The real Resistance, of course, occurred in 2016, in that year's electoral revolt against the money-bought in both parties, and it failed in both parties. Mainstream Democrats successfully fended off the actual populist in their race, Bernie Sanders, whom they hate even to this day. Mainstream Republicans successfully elected their "populist," the fake swamp-drainer Donald Trump, and his voters are getting nothing they wanted in terms of relief from the relentless greed and austerity they rebelled against.

The nation, meanwhile, is left with a still-unsatisfied populist anger, waiting like an abscess to erupt. What form that will take in 2018 and 2020 is anyone's guess. Failed revolutions, like bad meals, often come back stronger.

The #Resistance, Mainstream Democrats and Harvey Weinstein

Who are these mainstream Democrats? According to Thomas Frank, they're Harvey Weinstein:
Let us now consider the peculiar politics of Harvey Weinstein, the disgraced movie producer. Today Weinstein is in the headlines for an astonishing array of alleged sexual harassment and assaults, but once upon a time he was renowned for something quite different: his generous patronage of liberal politicians and progressive causes.

This leading impresario of awful was an enthusiastic supporter of Barack Obama and Hillary Clinton. He was a strong critic of racism, sexism and censorship. He hosted sumptuous parties to raise money for the fight against Aids.
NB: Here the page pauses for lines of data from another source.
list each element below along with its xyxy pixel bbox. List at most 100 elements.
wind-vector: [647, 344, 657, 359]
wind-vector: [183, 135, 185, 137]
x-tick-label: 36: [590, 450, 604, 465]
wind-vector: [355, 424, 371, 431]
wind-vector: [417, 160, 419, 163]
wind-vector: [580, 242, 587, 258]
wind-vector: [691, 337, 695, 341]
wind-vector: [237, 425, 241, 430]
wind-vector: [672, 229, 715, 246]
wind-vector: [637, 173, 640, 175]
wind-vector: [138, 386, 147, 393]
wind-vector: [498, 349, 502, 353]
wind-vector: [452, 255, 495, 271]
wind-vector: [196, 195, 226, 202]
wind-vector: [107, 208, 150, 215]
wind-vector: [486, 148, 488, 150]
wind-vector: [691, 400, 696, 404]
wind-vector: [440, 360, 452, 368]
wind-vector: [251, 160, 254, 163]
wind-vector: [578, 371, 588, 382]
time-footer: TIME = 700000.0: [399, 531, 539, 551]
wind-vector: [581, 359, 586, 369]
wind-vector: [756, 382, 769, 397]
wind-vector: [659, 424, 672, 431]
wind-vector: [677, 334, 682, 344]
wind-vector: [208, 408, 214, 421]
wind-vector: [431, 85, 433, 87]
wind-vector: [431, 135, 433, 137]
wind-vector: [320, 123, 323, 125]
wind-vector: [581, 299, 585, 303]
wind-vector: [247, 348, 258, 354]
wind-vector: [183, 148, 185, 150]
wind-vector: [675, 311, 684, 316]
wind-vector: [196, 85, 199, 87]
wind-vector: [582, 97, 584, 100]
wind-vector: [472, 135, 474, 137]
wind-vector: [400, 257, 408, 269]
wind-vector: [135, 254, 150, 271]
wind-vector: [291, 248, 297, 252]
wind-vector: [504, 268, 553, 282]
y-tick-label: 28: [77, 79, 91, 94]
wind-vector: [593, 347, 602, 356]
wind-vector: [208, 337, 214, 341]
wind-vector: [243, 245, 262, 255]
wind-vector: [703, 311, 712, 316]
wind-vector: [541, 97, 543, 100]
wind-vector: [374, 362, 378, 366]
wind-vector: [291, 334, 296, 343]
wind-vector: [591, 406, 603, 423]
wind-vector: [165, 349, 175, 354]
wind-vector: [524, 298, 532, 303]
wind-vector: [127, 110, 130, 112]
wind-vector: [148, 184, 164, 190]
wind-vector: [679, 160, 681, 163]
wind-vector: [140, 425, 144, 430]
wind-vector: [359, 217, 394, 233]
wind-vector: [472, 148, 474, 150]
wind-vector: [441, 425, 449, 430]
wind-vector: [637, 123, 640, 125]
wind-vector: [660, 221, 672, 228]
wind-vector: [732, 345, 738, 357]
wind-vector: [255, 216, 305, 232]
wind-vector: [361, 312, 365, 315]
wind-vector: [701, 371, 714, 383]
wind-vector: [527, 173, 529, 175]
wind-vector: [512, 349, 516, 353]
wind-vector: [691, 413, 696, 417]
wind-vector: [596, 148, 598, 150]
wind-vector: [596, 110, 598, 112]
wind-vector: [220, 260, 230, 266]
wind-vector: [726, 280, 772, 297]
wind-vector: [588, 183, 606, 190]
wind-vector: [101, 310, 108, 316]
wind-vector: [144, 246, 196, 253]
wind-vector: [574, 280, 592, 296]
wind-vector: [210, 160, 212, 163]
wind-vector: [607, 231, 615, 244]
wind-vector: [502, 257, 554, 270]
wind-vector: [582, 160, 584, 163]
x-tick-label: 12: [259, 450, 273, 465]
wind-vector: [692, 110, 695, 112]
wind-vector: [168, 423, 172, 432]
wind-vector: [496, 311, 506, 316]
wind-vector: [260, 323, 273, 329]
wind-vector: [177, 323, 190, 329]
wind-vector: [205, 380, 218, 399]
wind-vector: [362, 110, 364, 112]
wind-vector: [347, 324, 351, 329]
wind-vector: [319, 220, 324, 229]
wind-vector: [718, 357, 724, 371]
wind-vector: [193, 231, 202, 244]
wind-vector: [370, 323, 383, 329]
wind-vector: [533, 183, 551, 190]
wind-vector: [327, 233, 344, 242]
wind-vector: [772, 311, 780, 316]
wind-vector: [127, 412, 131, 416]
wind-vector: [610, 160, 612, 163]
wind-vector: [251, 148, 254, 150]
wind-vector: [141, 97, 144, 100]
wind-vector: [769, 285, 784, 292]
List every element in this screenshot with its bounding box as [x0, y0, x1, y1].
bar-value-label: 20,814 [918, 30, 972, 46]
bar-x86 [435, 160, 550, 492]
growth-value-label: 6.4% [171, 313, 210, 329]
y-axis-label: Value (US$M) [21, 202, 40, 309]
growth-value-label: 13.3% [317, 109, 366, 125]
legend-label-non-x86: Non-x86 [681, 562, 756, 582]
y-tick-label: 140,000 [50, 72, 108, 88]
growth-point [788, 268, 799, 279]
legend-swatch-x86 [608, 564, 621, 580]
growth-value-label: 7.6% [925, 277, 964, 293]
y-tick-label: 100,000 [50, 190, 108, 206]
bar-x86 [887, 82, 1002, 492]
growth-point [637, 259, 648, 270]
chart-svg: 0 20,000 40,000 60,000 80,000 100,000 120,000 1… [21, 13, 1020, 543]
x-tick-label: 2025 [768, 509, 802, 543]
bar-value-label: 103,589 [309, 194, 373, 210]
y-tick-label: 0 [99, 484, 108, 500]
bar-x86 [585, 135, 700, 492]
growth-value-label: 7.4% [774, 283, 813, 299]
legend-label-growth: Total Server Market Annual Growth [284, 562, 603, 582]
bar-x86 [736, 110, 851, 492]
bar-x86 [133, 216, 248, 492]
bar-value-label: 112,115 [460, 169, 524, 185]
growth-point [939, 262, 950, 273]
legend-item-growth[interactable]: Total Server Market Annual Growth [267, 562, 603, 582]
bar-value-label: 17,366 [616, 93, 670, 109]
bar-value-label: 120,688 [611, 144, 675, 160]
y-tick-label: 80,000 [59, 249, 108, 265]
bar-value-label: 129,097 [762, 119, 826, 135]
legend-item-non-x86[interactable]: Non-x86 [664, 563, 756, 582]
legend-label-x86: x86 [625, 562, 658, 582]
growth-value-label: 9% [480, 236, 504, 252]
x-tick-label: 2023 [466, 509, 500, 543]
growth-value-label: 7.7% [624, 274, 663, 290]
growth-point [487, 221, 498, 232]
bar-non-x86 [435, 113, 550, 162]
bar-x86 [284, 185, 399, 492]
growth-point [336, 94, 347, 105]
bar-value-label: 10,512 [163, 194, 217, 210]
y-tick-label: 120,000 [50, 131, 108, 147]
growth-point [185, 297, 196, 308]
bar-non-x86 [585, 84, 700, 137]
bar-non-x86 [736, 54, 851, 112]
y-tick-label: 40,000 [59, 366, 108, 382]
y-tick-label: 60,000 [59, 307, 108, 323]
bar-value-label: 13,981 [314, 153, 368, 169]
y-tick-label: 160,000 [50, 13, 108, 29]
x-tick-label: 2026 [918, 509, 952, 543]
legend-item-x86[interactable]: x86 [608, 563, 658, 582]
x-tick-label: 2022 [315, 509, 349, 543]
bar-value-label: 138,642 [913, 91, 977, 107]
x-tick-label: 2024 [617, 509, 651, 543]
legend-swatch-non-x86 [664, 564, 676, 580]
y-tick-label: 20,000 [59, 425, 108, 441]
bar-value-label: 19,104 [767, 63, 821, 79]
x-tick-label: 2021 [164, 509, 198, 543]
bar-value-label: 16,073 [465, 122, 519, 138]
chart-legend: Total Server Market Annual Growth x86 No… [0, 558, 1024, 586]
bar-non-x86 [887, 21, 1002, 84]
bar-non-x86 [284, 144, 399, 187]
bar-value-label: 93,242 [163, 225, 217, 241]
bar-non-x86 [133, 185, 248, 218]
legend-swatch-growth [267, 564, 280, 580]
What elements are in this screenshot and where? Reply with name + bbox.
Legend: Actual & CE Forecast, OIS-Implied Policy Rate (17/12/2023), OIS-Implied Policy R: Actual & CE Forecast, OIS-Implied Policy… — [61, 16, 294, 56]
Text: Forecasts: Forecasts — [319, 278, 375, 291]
In 2004 he was a prominent supporter of a women’s group called “Mothers Opposing Bush”. And in the aftermath of the terrorist attack against the French magazine Charlie Hebdo, he stood up boldly for freedom of the press. Taking to the pages of Variety, Weinstein announced that “No one can ever defeat the ability of great artists to show us our world.”
But lest you think Frank is tarring the Clintonist-Obamist wing of the Party with Weinstein in a guilt-by-association manner, he digs deeper (emphasis mine):
Most people on the left think of themselves as resisters of authority, but for certain of their leaders, modern-day liberalism is a way of rationalizing and exercising class power. Specifically, the power of what some like to call the “creative class”, by which they mean well-heeled executives in industries like Wall Street, Silicon Valley and Hollywood.

Worshiping these very special people is the doctrine that has allowed Democrats to pull even with Republicans in fundraising and that has buoyed the party’s fortunes in every wealthy suburb in America.

That this strain of liberalism also attracts hypocrites like Harvey Weinstein, with his superlative fundraising powers and his reverence for “great artists”, should probably not surprise us. Remember, too, that Weinstein is the man who once wrote an essay demanding leniency for Roman Polanski, partially on the grounds that he too was a “great artist”.

Harvey Weinstein seemed to fit right in.
And then the meat of Frank's argument:
This is a form of liberalism that routinely blends self-righteousness with upper-class entitlement. That makes its great pronouncements from Martha’s Vineyard and the Hamptons. That routinely understands the relationship between the common people and showbiz celebrities to be one of trust and intimacy.

Countless people who should have known better are proclaiming their surprise at Harvey Weinstein’s alleged abuses. But in truth, their blindness is even more sweeping than that. They are lost these days in a hall of moral mirrors, weeping tears of admiration for their own virtue and good taste.
Is the anti-Trump #Resistance, the professional broadcast version with its behind-the-scenes security state actors, simply setting us up for a Restoration of those — a Pence, a Biden, or another darling of our dual mainstream parties — who "weep tears of admiration for their own virtue" as they tank or attempt to co-opt the next Bernie Sanders, or re-destroy the last one? Stay tuned. The answer is coming soon.

And if they do, will America weep tears of thanks, or something else?